Some of the exchanges troubled her, she said.
Nearly a year ago, DME said it could greatly increase its purchase of renewable energy if the city walked away from its partnership in a coal-fired power plant and built two gas-fired power plants.
The City Council eventually agreed to build one plant on the city’s west side, authorizing $265 million in revenue bonds to fund the deal.
DME’s plans for a new power plant are unfolding similar to another project, albeit a much smaller one, that Greenville built several years ago, Briggs said in an interview after Tuesday’s meeting. Greenville bought Wärtsilä engines and contracted with Burns & McDonnell engineering firm for the design and construction of the 25-megawatt Greenville Engine Plant.
DME has proposed a plant about eight times larger than Greenville’s. City documents related to the deal are heavily redacted, but according to sources familiar with power plant construction, DME probably is spending about $100 million on Wärtsilä engines and another $100 million with Burns & McDonnell.
DME hired Burns & McDonnell last year to submit the air quality permits it needed to build the plants. The Greenville project and the preliminary engineering services likely gave the Missouri-based firm the inside track for the project.
Engineering firms can get contracts under different purchasing rules that score them on their qualifications to complete the job.
Typically, a general contractor, not an engineering firm, takes the lead in bidding construction projects on the scale DME has proposed, sources say.

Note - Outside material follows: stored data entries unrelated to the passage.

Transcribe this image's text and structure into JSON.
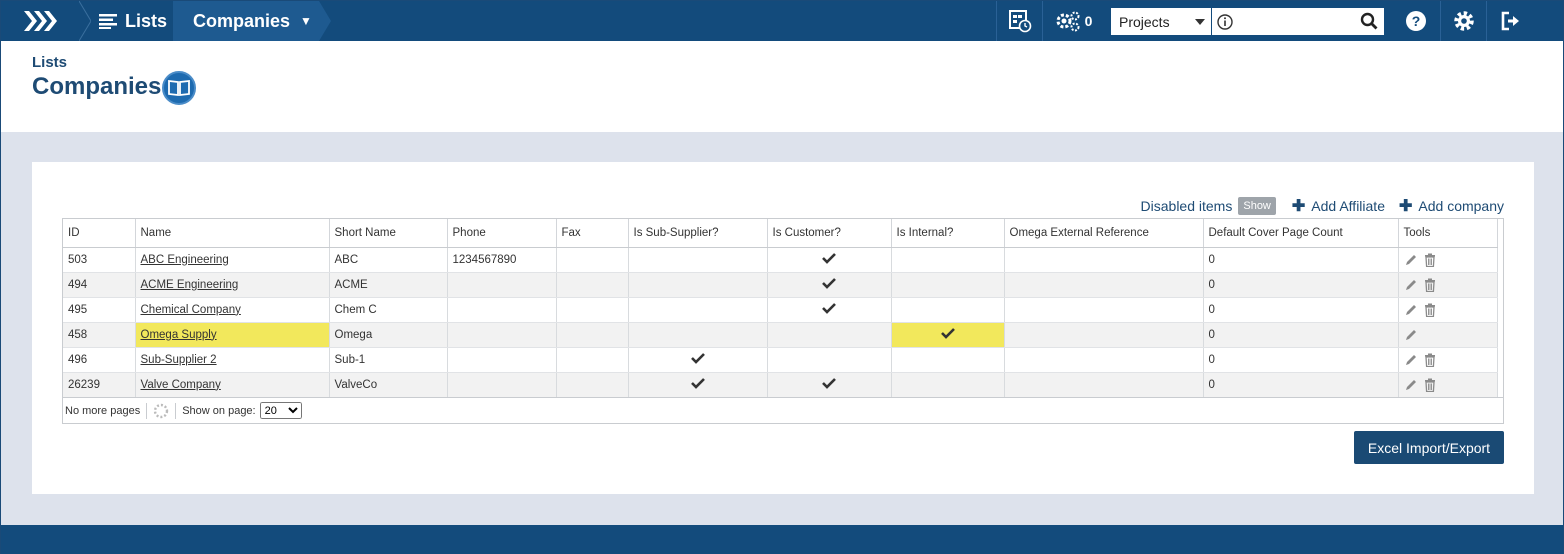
{
  "nav": {
    "lists_label": "Lists",
    "companies_label": "Companies",
    "notifications_count": "0",
    "project_select": "Projects"
  },
  "header": {
    "breadcrumb": "Lists",
    "title": "Companies"
  },
  "actions": {
    "disabled_label": "Disabled items",
    "show_badge": "Show",
    "add_affiliate": "Add Affiliate",
    "add_company": "Add company"
  },
  "table": {
    "columns": [
      "ID",
      "Name",
      "Short Name",
      "Phone",
      "Fax",
      "Is Sub-Supplier?",
      "Is Customer?",
      "Is Internal?",
      "Omega External Reference",
      "Default Cover Page Count",
      "Tools"
    ],
    "rows": [
      {
        "id": "503",
        "name": "ABC Engineering",
        "short": "ABC",
        "phone": "1234567890",
        "fax": "",
        "sub": false,
        "cust": true,
        "internal": false,
        "ext": "",
        "cover": "0",
        "delete": true
      },
      {
        "id": "494",
        "name": "ACME Engineering",
        "short": "ACME",
        "phone": "",
        "fax": "",
        "sub": false,
        "cust": true,
        "internal": false,
        "ext": "",
        "cover": "0",
        "delete": true
      },
      {
        "id": "495",
        "name": "Chemical Company",
        "short": "Chem C",
        "phone": "",
        "fax": "",
        "sub": false,
        "cust": true,
        "internal": false,
        "ext": "",
        "cover": "0",
        "delete": true
      },
      {
        "id": "458",
        "name": "Omega Supply",
        "short": "Omega",
        "phone": "",
        "fax": "",
        "sub": false,
        "cust": false,
        "internal": true,
        "ext": "",
        "cover": "0",
        "delete": false
      },
      {
        "id": "496",
        "name": "Sub-Supplier 2",
        "short": "Sub-1",
        "phone": "",
        "fax": "",
        "sub": true,
        "cust": false,
        "internal": false,
        "ext": "",
        "cover": "0",
        "delete": true
      },
      {
        "id": "26239",
        "name": "Valve Company",
        "short": "ValveCo",
        "phone": "",
        "fax": "",
        "sub": true,
        "cust": true,
        "internal": false,
        "ext": "",
        "cover": "0",
        "delete": true
      }
    ]
  },
  "pager": {
    "no_more": "No more pages",
    "show_on_page": "Show on page:",
    "page_size": "20"
  },
  "buttons": {
    "excel": "Excel Import/Export"
  },
  "colors": {
    "brand": "#134b7c",
    "highlight": "#f2e85c"
  }
}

That’s because engineering makes up a small part of the job’s costs. Two of the three companies that submitted their qualifications to build Denton’s plant were experienced general contractors, one in Minnesota and the other in Farmers Branch. They were not engineering firms like Burns & McDonnell.
Both contracts — the construction contract and the engine purchases — are in a holding pattern with the council’s delay. So is the council’s purchase of land for the plant near Denton Enterprise Airport.
Williams said DME needs to make payments when the contracts are executed, but he did not say if it was one contract or both that had the payment requirement. At least one of the agreements needs payment by Sept. 23 or DME must renegotiate the terms, Williams said.
He did not say which agreement was time-sensitive.
Finland-based Wärtsilä builds its engines in Italy, which makes at least one contract subject to the dollar-to-euros exchange rate. However, that exchange rate has remained fairly stable since about January 2015, with euros trading at about $1.12 since January 2016.
DME asked for approval to use $23 million from its operating revenues to make the contract payments. Although the council already has approved revenue bonds for the deal, those proceeds won’t be available until October, staff said.